Structure: Mandible long, simple, apically pointed. Malar space larger near acetabulum (condyle nearly touching ventral margin of eye). Labrum with apical margin subcarinate, weakly pointed midapically; disc of labrum with central denticle. Pedicel partly enclosed by scape. Flagellar segments excluding F10 subequal, each segment gradually decreasing in length moving apically; F10 longer than more basal segments, about a third longer than F9. Interantennal area with strong longitudinal carina extending posteriorly to midpoint of frons, gradually decreasing in height posteriorly. Preoccipital margin weakly carinate, especially on gena. Pronotal collar in dorsal view with apical margin not distinctly carinate, weakly concave, length at midpoint about 0.3 OD, length laterally about 1.0 OD. Malus with long apical spine distinctly separated from vellum by notch; apical spine with row of small teeth on ventral margin. Hind tibia with small but distinct triangular process on posterior corner of outer apical margin. Hind tibial spurs nearly straight, with outer spur about a fifth shorter than inner. Forewing with three submarginal cells.

Molecular results. We obtained DNA barcode data from one male specimen and one female specimen of N. fragariae collected in Calvert Co., Maryland (Table 1).
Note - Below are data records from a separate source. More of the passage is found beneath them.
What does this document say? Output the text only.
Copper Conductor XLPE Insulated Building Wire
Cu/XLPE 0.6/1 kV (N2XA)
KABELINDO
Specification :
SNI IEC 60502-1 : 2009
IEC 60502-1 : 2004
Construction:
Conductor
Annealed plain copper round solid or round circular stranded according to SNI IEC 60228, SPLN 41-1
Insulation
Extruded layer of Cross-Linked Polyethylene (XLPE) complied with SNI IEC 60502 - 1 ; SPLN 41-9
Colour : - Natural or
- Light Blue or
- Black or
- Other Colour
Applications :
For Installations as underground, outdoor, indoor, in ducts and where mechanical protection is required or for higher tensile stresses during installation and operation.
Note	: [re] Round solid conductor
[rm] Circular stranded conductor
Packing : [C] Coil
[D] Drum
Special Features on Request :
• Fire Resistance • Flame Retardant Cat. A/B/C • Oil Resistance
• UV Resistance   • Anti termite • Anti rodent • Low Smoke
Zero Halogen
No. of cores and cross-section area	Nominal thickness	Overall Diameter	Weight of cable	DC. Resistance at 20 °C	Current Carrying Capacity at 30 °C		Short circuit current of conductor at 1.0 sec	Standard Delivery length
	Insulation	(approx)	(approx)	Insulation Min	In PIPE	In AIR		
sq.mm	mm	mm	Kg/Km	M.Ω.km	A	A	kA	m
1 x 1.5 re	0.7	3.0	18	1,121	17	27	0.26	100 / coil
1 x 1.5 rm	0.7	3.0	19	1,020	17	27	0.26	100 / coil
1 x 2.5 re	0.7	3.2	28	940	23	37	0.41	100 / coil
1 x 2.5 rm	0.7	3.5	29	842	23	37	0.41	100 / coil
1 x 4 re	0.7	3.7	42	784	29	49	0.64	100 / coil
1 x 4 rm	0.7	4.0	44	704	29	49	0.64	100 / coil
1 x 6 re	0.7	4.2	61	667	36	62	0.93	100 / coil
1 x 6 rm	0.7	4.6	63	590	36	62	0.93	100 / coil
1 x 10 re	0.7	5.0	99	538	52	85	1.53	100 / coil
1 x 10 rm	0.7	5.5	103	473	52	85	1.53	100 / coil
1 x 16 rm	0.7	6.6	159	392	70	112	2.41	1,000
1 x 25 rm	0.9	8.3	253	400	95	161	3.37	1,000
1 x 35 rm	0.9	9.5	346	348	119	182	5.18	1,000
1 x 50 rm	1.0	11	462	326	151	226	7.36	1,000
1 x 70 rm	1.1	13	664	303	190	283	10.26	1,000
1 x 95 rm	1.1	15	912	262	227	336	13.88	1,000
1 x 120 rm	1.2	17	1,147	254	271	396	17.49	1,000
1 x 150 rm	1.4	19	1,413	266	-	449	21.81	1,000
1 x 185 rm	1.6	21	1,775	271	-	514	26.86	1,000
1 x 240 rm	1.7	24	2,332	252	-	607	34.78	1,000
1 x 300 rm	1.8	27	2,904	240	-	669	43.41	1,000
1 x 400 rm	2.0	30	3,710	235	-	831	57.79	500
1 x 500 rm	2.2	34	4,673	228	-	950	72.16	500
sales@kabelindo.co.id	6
The sequence divergence between these specimens was only 0.3%. These nearly identical sequences provide further evidence that these are different genders of the same species. The description of the female provided herein is based on the specimen included in the molecular analysis.

Variation. In the males, the yellow maculation on T1 varies widely from uninterrupted to constricted to completely interrupted medially. Most individuals have uninterrupted transverse yellow maculations on the remaining metasomal terga; however, in a few individuals the maculation on T2 is constricted medially and, in a few, completely interrupted. All the examined males have a thin, lateral border of yellow on the otherwise black mesoscutum (Fig. 8), although in a few specimens the yellow border does not extend to the anterior margin. The amount of yellow on the posterior surface of the propodeum varies from none to the diagnostic pattern mentioned in the Diagnosis section. Females did not demonstrate any significant variation in structure or color. We examined one male specimen from Talbot County, Maryland that appeared to be a specimen of N. fragariae except that the scutum was largely red and the yellow maculations were much greater in extent than in other known specimens of N. fragariae.
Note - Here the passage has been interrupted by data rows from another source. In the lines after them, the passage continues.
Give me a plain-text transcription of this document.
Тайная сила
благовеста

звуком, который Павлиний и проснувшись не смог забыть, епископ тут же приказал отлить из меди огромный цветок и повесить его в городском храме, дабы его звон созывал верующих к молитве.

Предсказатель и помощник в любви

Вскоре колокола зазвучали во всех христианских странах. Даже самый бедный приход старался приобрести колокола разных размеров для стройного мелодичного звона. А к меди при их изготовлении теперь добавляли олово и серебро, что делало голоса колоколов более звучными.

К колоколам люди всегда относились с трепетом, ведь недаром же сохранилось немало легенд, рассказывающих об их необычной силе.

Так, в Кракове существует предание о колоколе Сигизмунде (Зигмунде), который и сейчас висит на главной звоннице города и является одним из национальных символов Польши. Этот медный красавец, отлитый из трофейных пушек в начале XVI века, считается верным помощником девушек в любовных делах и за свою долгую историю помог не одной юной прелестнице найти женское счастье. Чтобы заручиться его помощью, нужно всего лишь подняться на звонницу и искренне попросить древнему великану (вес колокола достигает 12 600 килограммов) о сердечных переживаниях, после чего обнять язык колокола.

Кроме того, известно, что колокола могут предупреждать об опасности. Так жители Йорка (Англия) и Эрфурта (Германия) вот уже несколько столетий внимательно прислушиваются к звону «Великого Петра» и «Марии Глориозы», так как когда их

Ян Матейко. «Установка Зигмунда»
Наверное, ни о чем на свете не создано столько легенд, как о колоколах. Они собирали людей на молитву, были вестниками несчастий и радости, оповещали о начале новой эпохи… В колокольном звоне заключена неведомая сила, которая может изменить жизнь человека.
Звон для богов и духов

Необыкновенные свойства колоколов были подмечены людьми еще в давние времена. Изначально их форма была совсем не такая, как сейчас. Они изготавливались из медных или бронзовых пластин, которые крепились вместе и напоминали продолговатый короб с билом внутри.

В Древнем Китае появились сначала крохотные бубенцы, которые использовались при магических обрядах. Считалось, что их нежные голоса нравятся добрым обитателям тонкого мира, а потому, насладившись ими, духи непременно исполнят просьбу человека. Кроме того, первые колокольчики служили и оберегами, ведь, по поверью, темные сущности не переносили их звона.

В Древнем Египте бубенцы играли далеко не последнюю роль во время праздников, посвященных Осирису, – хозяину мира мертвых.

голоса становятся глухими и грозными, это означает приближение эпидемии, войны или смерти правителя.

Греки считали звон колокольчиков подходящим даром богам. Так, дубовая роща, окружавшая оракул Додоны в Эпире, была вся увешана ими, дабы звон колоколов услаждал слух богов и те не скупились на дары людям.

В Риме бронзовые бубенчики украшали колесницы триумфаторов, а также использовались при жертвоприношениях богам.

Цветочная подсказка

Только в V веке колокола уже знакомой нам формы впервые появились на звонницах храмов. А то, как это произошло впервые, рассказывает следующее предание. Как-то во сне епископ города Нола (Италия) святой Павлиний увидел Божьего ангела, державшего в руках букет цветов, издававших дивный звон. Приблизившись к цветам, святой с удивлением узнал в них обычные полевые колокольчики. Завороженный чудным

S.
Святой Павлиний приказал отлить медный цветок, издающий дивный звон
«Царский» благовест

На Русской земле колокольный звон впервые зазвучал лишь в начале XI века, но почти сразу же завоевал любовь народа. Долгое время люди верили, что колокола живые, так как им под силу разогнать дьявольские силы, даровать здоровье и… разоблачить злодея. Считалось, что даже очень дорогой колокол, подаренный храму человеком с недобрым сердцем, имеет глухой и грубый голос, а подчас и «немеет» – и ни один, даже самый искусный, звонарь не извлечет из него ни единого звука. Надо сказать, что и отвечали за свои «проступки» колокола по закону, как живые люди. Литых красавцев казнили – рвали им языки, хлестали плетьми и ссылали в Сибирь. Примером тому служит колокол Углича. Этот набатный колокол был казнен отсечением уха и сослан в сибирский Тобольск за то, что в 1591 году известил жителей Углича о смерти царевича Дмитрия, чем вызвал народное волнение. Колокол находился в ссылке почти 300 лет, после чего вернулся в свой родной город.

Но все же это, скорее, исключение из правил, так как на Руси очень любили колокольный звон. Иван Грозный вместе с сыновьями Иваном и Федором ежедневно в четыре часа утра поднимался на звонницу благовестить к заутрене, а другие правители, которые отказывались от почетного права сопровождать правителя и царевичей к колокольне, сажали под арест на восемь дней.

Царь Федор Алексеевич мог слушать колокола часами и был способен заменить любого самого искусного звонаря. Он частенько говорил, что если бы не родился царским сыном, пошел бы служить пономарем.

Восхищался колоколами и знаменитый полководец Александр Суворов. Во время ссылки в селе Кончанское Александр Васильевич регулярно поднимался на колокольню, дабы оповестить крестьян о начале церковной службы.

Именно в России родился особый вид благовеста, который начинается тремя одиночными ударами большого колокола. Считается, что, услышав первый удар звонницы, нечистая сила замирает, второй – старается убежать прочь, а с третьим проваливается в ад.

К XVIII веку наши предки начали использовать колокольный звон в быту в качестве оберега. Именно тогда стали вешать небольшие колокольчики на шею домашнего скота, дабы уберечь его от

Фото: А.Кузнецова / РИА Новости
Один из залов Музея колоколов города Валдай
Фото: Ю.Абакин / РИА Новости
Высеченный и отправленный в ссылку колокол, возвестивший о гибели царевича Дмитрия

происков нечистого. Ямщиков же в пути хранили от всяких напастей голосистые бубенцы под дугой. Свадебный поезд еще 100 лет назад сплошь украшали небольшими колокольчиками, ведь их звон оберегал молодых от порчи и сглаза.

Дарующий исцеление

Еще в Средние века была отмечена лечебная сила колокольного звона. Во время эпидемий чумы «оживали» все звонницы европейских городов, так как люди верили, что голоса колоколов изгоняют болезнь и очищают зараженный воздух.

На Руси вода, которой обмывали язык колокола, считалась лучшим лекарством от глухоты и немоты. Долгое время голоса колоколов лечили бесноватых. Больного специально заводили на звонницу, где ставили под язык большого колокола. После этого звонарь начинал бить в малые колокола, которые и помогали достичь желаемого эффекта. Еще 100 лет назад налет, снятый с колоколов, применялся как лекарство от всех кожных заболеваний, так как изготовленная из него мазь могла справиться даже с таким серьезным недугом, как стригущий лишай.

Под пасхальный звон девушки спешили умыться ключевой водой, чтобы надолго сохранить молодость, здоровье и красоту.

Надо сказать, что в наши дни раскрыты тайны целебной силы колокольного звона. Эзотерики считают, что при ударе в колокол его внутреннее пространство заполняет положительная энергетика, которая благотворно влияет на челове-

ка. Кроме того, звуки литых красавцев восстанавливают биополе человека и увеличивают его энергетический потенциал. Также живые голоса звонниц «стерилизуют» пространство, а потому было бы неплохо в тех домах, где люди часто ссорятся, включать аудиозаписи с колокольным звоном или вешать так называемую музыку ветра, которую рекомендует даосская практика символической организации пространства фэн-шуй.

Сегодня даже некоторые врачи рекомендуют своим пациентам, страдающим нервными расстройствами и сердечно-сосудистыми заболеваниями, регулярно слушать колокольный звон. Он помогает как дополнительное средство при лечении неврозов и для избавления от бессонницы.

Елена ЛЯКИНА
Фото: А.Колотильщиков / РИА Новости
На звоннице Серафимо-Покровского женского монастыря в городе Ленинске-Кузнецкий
Distribution. Nomada fragariae is known from eastern seaboard states, from Georgia north to the coastal plain of Maryland.

Material examined. 63 specimens were examined from MD, NC, GA (Appendix).
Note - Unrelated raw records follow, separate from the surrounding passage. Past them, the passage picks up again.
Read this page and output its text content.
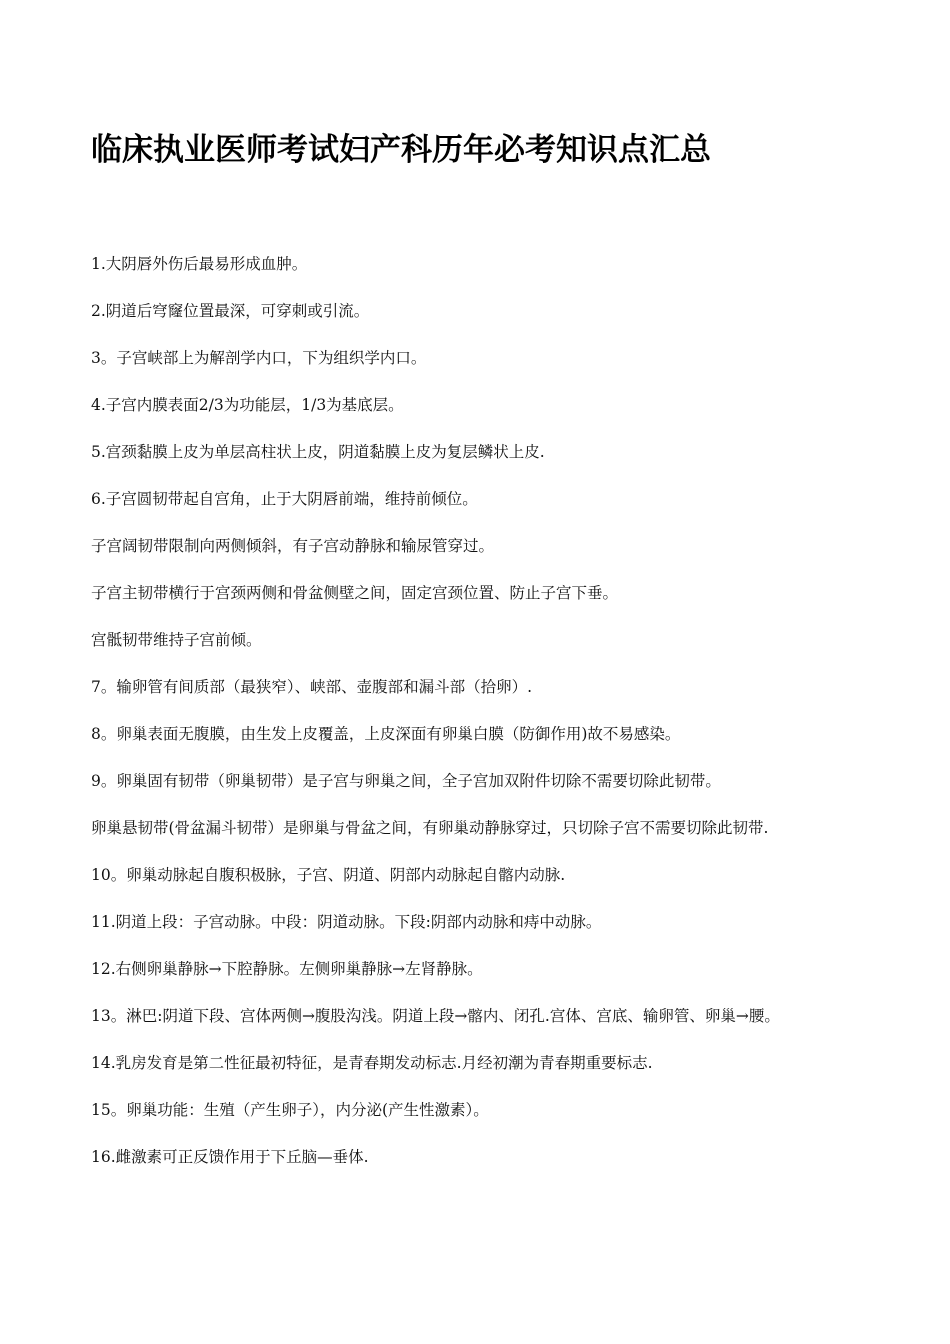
临床执业医师考试妇产科历年必考知识点汇总

1.大阴唇外伤后最易形成血肿。

2.阴道后穹窿位置最深，可穿刺或引流。

3。子宫峡部上为解剖学内口，下为组织学内口。

4.子宫内膜表面2/3为功能层，1/3为基底层。

5.宫颈黏膜上皮为单层高柱状上皮，阴道黏膜上皮为复层鳞状上皮.

6.子宫圆韧带起自宫角，止于大阴唇前端，维持前倾位。

子宫阔韧带限制向两侧倾斜，有子宫动静脉和输尿管穿过。

子宫主韧带横行于宫颈两侧和骨盆侧壁之间，固定宫颈位置、防止子宫下垂。

宫骶韧带维持子宫前倾。

7。输卵管有间质部（最狭窄）、峡部、壶腹部和漏斗部（拾卵）.

8。卵巢表面无腹膜，由生发上皮覆盖，上皮深面有卵巢白膜（防御作用)故不易感染。

9。卵巢固有韧带（卵巢韧带）是子宫与卵巢之间，全子宫加双附件切除不需要切除此韧带。

卵巢悬韧带(骨盆漏斗韧带）是卵巢与骨盆之间，有卵巢动静脉穿过，只切除子宫不需要切除此韧带.

10。卵巢动脉起自腹积极脉，子宫、阴道、阴部内动脉起自髂内动脉.

11.阴道上段：子宫动脉。中段：阴道动脉。下段:阴部内动脉和痔中动脉。

12.右侧卵巢静脉→下腔静脉。左侧卵巢静脉→左肾静脉。

13。淋巴:阴道下段、宫体两侧→腹股沟浅。阴道上段→髂内、闭孔.宫体、宫底、输卵管、卵巢→腰。

14.乳房发育是第二性征最初特征，是青春期发动标志.月经初潮为青春期重要标志.

15。卵巢功能：生殖（产生卵子），内分泌(产生性激素）。

16.雌激素可正反馈作用于下丘脑—垂体.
Comments. This is the first description of the female of this species for which we are aware. Nomada fragariae is truly an uncommon species; given its unique morphology, surely the female would have been noticed by past taxonomists had they had specimens before them. Hosts have not been mentioned in the past and we have not gathered direct evidence either; however, most of the specimens from Calvert Co., Maryland, came from a month-long project run by taxonomists studying parasitic Hymenoptera at the U. S. Department of Agriculture who were investigating color preferences in bowl traps for various wasp groups. One of us (SD) looked at the approximately 8600 bee specimens collected in Calvert Co., and the only Andrena species whose phenology came close to matching that of N. fragariae were A. confederata Viereck and A. violae Robertson. Andrena confederata was the only common large species of Andrena present on the site (with 18 specimens recorded in total). Andrena violae is of moderate size and very common in Mid-Atlantic lawns and fields where violets are present. It would appear unlikely that A. violae was the host, as presumably many more specimens of N. fragariae would have been captured throughout its range if this were the case. Andrena confederata is uncommon throughout its range and has a largely southern distribution, which fairly well matches the distribution of the known specimens of N. fragariae. Andrena confederata is also known from the Midwest but it appears to be even less common there, and we are not aware of any N. fragariae specimens captured from that region.